Some introductions into Azure SQL Data Warehouse

Before going into Azure Synapse, this is what you need to know about the older product Azure SQL Data Warehouse.

Released in Gen 1 in 2016, Microsoft released in 2018 Azure Data Warehouse Gen 2, a top-notch cloud-native OLAP datawarehouse. The core difference between SQL Data Warehouse and a SQL Database it that the first - as its competitors - splits compute and storage as it should be: data is filed in a filesystem and compute is used only when needed and with massive parallel scaling opportunities. Azure DW was Microsoft's answer to competitors like Google BigQuery, Amazon Redshift, Presto or Snowflake.

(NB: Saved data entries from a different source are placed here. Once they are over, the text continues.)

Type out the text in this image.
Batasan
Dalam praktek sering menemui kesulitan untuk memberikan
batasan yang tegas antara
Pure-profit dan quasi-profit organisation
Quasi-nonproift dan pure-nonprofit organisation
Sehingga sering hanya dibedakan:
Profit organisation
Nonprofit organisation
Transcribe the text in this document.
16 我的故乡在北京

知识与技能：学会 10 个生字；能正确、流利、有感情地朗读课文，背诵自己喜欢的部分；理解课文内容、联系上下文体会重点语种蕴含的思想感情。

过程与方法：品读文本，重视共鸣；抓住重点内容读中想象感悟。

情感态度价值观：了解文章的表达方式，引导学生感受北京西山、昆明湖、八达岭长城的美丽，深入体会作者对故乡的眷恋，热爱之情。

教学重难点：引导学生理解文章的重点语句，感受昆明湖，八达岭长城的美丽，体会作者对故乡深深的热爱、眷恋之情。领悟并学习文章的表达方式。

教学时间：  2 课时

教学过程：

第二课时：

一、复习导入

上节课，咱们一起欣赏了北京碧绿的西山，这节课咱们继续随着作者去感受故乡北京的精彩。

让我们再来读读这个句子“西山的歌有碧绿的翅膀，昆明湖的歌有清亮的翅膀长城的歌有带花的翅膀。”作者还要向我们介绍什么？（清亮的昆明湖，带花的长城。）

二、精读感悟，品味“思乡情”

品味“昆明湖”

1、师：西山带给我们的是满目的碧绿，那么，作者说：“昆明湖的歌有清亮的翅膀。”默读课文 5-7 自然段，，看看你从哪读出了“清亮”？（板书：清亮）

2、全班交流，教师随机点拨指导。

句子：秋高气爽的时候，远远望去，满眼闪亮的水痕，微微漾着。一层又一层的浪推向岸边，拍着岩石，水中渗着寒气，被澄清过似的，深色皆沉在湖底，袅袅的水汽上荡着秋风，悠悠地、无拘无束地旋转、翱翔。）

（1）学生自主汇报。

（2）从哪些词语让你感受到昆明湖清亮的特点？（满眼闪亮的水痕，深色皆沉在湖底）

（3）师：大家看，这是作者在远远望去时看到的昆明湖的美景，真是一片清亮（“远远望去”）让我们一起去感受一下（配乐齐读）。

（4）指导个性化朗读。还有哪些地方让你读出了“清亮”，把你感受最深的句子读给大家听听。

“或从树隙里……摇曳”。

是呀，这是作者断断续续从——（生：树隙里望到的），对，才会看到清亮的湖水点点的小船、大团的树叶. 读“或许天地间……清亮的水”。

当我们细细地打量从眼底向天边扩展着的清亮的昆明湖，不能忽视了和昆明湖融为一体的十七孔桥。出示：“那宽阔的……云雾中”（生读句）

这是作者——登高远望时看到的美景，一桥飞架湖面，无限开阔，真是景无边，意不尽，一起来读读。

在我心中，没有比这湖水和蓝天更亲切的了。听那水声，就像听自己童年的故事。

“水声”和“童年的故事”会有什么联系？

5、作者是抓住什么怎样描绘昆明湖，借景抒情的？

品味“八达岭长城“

Azure SQL Data Warehouse becomes Azure Synapse Analytics

On Ignite 2019, Azure announced the rebranding of Azure Data Warehouse into Azure Synapse Analytics: a solution aimed to further simplify the set-up and use of Modern Data Platforms including their development, their use by analysts and their management and montoring.

 

What Azure Synapse Analytics adds new to the table

With Azure Synapse Analytics, Microsoft makes up for some missing functionalities in Azure DW or generally the Azure Cloud overall. Synapse is thus more than a pure rebranding.

On-demand queries

With Synapse we can finally run on-demand SQL or Spark queries. Rather than spinning up a Spark service (e.g. Databricks) or resuming a Data Warehouse for running query, we can now write our SQL or PySpark code and pay per query. On-demand queries make it so much easier for analysts to take a quick look at a .parquet file (just opening it in Synapse - see example below) or to analyse the Data Lake for some interesting data (using the integrated Data Catalog)

 

Picture: Opening a Data Lake parquet file directly in a Notebook

 

Integration of Storage Explorer

Data in your Data Lake isn't always easy to browse through and for sure not for a business user or analyst. Within Synapse, Azure now integrated their Storage Explorer interface: a way to easily browse through the Data Lake and access all folders. 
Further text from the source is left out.